Royal Bank of Scotland, 81 percent owned by the U.K. government, is about to announce a major restructuring plan that envisages an exit from most investment banking activities and international businesses. After years of struggling to plug the holes left by bad risk management before the 2008 financial crisis, RBS wants to turn itself into a much more compact U.K. commercial bank. "My aspiration is not to run the world's biggest bank," chief executive Ross McEwan said. "My aspiration is to run the best bank in the U.K. -- nothing to do with size." According to McEwan, RBS is not a global group anymore. The bank will focus on British retail customers and corporate borrowers of all sizes. This will entail about 30,000 job cuts at the 120,000-strong organization. McEwan's planned reforms are particularly brutal, perhaps because the bank is expected to have lost at least $11.7 billion in 2013: It is not exactly a going concern yet. They are, however, an exaggerated reflection of the general trend in European finance -- a return to Main Street banking. It remains to be seen whether this new fashion is compatible with the modern economy, which requires bolder and more creative financing than in old-style commercial banking's heyday.
Kering profit down sharply in 2013.
Kering, the number one European fashion retailer and number three global luxury group, reported a net profit of just $68 million for 2013, down from more than $1.3 billion the year before. Much of the decline is attributed to the sporting goods brand Puma, which showed a 13.2 percent sales decline and recorded high restructuring costs, and to retail operations the group is spinning off. Fundamentally, however, Kering is perfectly sound, with a 2013 operating profit of $2.4 billion. Like its major competitor, LVMH Louis Vuitton Moet Hennessy, the group has succeeded in building a balanced portfolio in which one brand's sudden difficulties are always offset with another's success. Last year, for example, Puma suffered but Saint Laurent showed 42 percent sales growth in the fourth quarter.
Greek banks need another $6.9 billion in capital.

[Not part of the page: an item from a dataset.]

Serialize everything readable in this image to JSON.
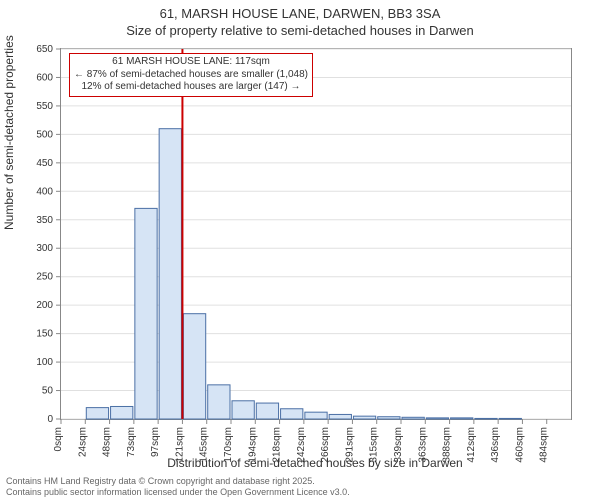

A stress test of Greece's four biggest banks showed that they need another $6.9 billion in capital to fix their balance sheets. Last year's $38 billion recapitalization was not sufficient for National Bank, Alpha Bank, Piraeus Bank and Eurobank: Bad loans kept mounting, and the continuing recession in Greece is not helping the banks' financial health. The possible new request for aid will have to be approved by the "troika" of international lenders -- the International Monetary Fund, the European Commission and the European Central Bank. Greece continues to be a bottomless pit for the troika. If in Ireland and Spain international bailouts worked due to the tight discipline adopted by governments, the Greek one has been unable to achieve similar results because its troubles were deeper and political resistance was more heated. With no other solution in sight, Europe and the IMF will have to keep throwing good money after bad.
U.K. retail sales fall in January.
The U.K. Office of National Statistics reported that retail sales including fuel dropped 1.5 percent in January, 2014, compared to the previous month. Analysts expected a 1 percent drop. The data contradicts Bank of England predictions that the U.K. economy will surge this year, driven by domestic demand, which the BoE predicts should increase to more than 3 percent this year from 2.25 percent in 2012. That would require a higher retail sales growth rate than last year's 4.3 percent. In January, however, sales of the most basic goods such as food, clothing and footwear dropped more seriously than expected, and, in the case of clothes and shoes, the most since April 2012. It could well be that the U.K. financial authorities are misreading the optimistic economic growth and employment data they had coming in last year. The growth was, to a large extent, fueled by mounting household debt, which is hardly a sustainable source of good news. It's possible that, after gleefully revising upward its economic projections, the BoE will have to bring them down again soon.